- 493 Okunma
- 5 Yorum
- 0 Beğeni
EY AŞK NEREDESİN -2
“ Ne biçim araba kullanıyorsunuz ? Dikkatsizliğinizin sonucunu gördünüz mü ? Bayanlar ancak bu kadar araba kullanır işte ! Size, bu ehliyeti kim verdi ? “
Nihal, bu sözler karşısında iyice sinirlendi ve yüzü kıpkırmızı oldu. Hemen karşı atağa geçti.
“ Ne diyorsunuz Beyefendi. Bunun cinsiyetle ne ilgisi var. Kazayı, sadece bayanlar mı yapıyor. Kaza işte. İsteyerek yapılabilecek bir şey mi ? Ne bağırıyorsunuz.

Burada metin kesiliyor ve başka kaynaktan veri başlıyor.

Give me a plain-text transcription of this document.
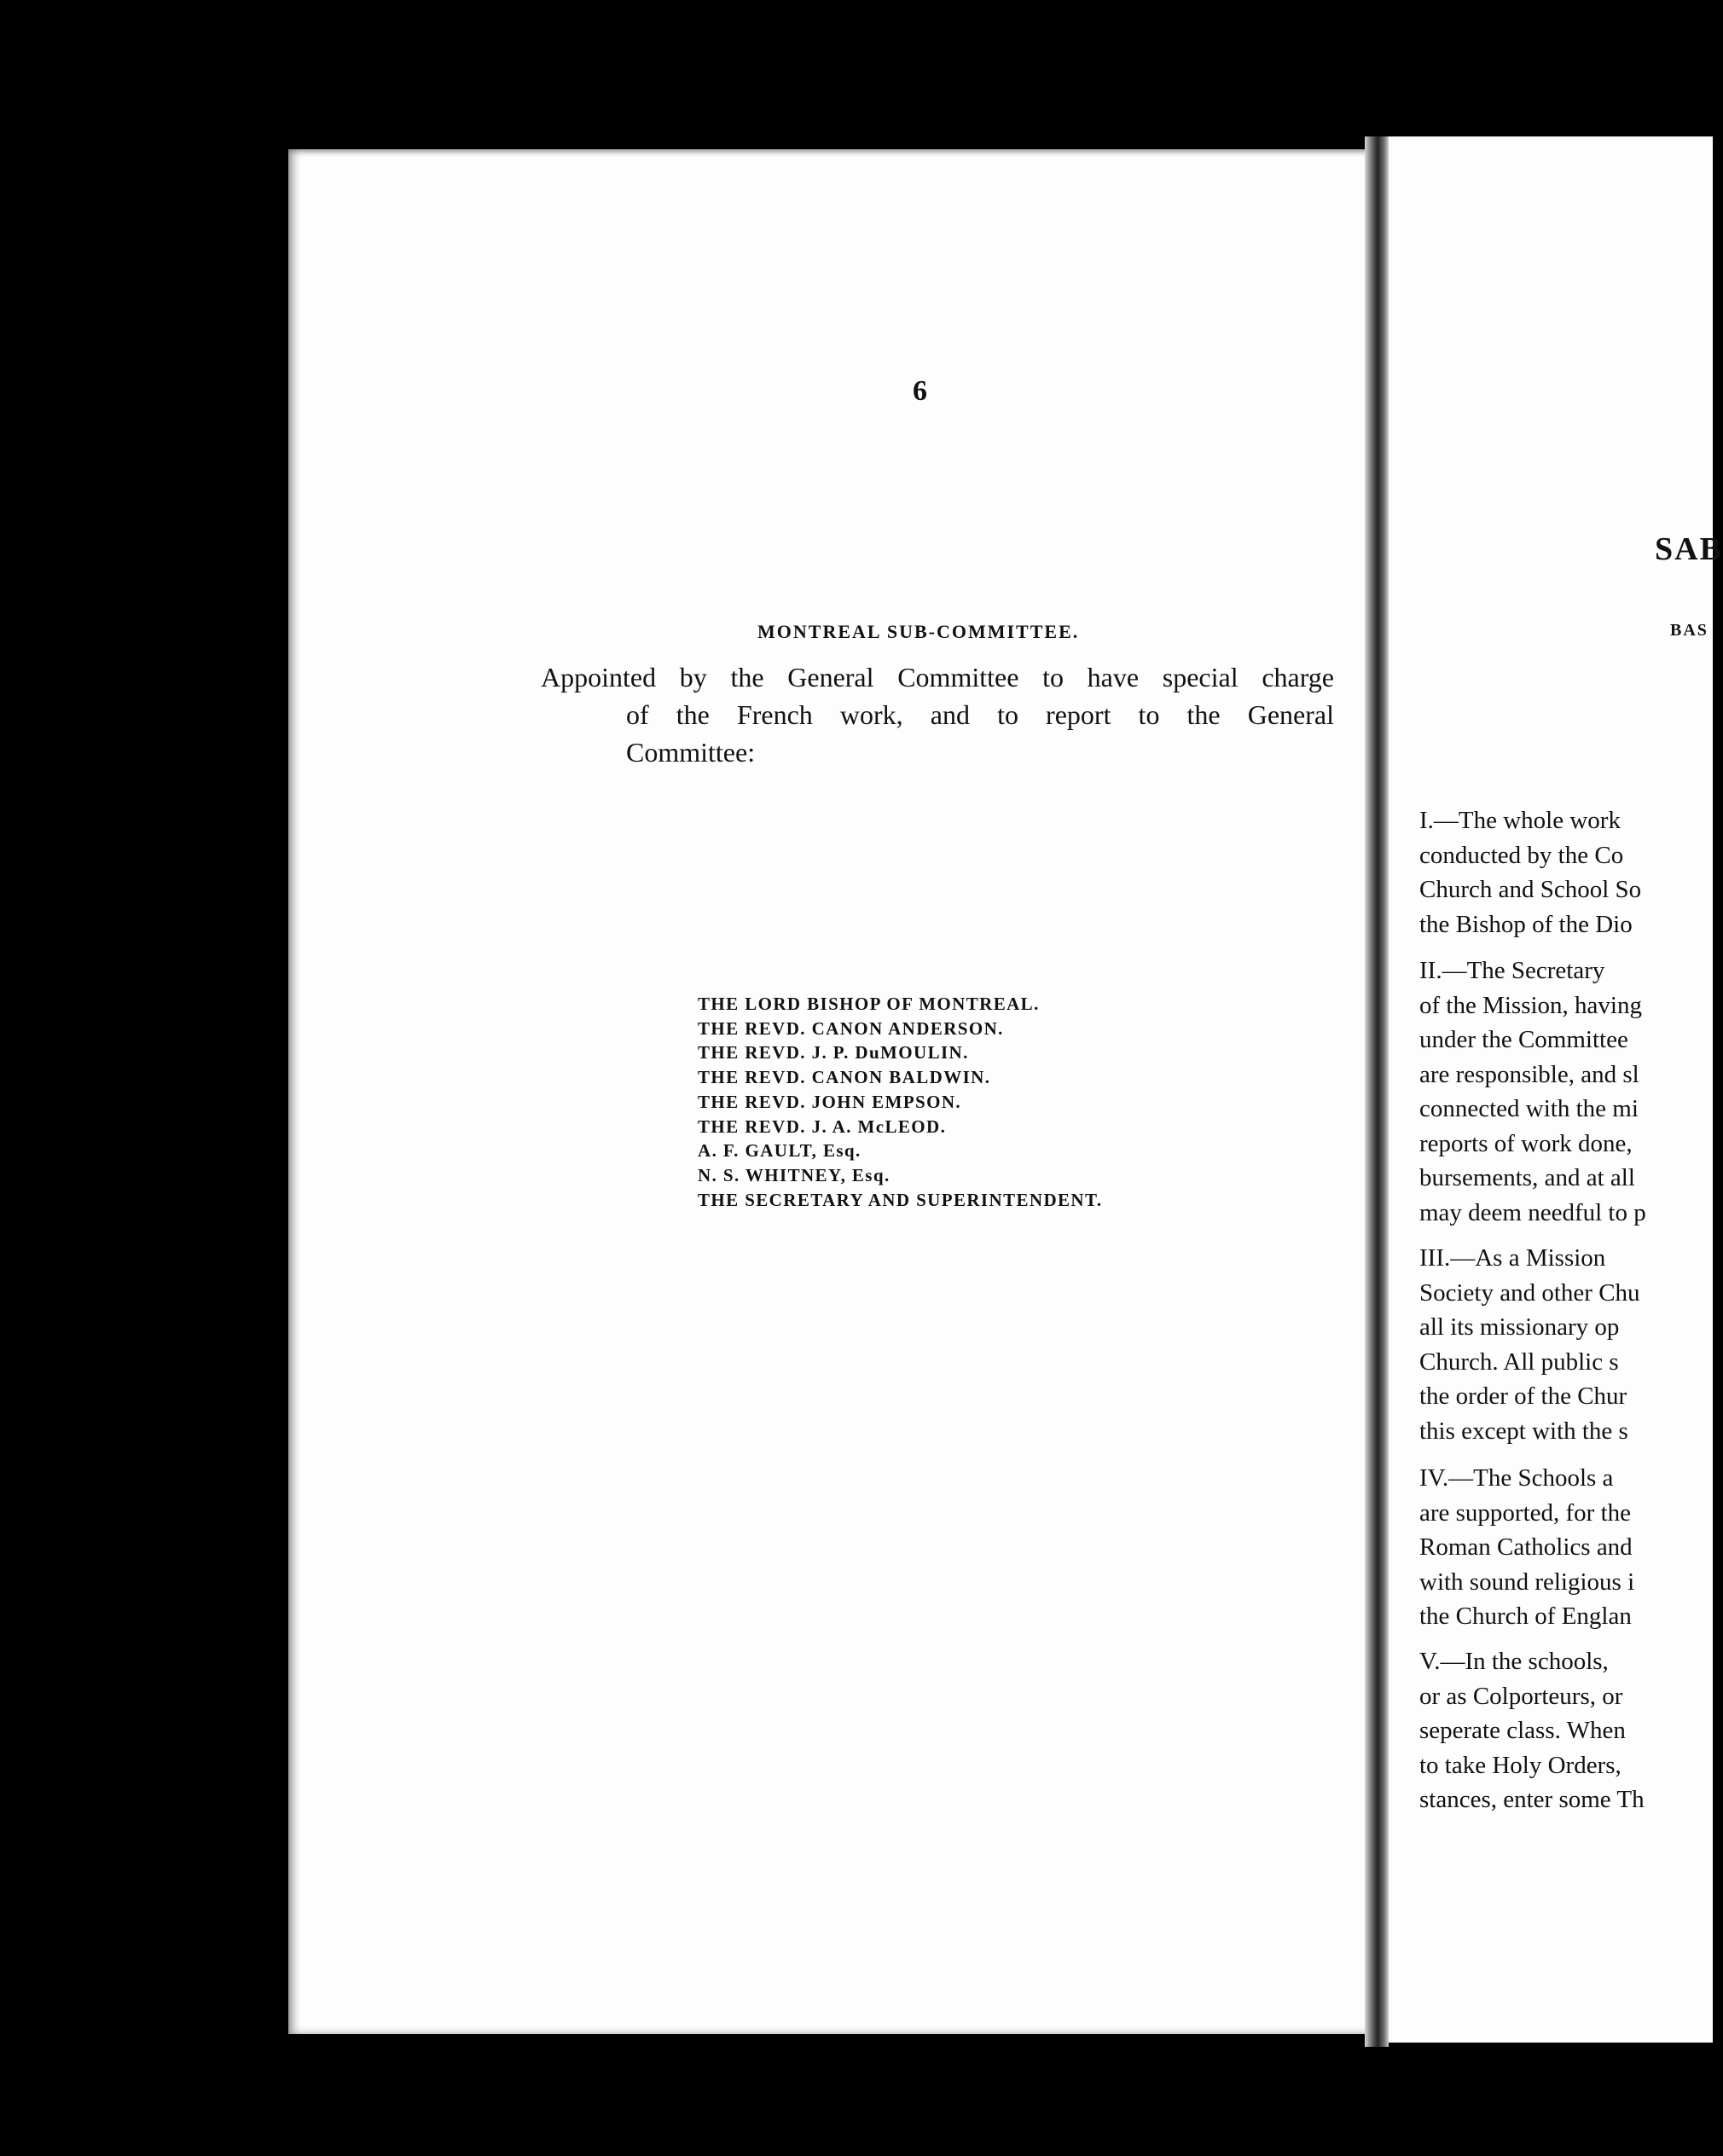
SAB
BAS
I.—The whole work
conducted by the Co
Church and School So
the Bishop of the Dio
II.—The Secretary
of the Mission, having
under the Committee
are responsible, and sl
connected with the mi
reports of work done,
bursements, and at all
may deem needful to p
III.—As a Mission
Society and other Chu
all its missionary op
Church. All public s
the order of the Chur
this except with the s
IV.—The Schools a
are supported, for the
Roman Catholics and
with sound religious i
the Church of Englan
V.—In the schools,
or as Colporteurs, or
seperate class. When
to take Holy Orders,
stances, enter some Th
6
MONTREAL SUB-COMMITTEE.
Appointed by the General Committee to have special charge
of the French work, and to report to the General
Committee:
THE LORD BISHOP OF MONTREAL.
THE REVD. CANON ANDERSON.
THE REVD. J. P. DuMOULIN.
THE REVD. CANON BALDWIN.
THE REVD. JOHN EMPSON.
THE REVD. J. A. McLEOD.
A. F. GAULT, Esq.
N. S. WHITNEY, Esq.
THE SECRETARY AND SUPERINTENDENT.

Çağırırız polisi. Tutar tutanağı. Öderim cezamı. Ama benim kadar siz de kusurlusunuz. Bağırmayın. Karşınızda bir bayan var. “
Bu konuşma karsısında karşısında bağırıp çağıran adam sustu. Biraz sonra sakinleşerek, aracına yaklaştı. Şöyle bir baktı. Aracında, fazla bir hasarın olmadığını görünce de munis bir tavırla, aracının yanında bekleyen Nihal’ e yaklaştı.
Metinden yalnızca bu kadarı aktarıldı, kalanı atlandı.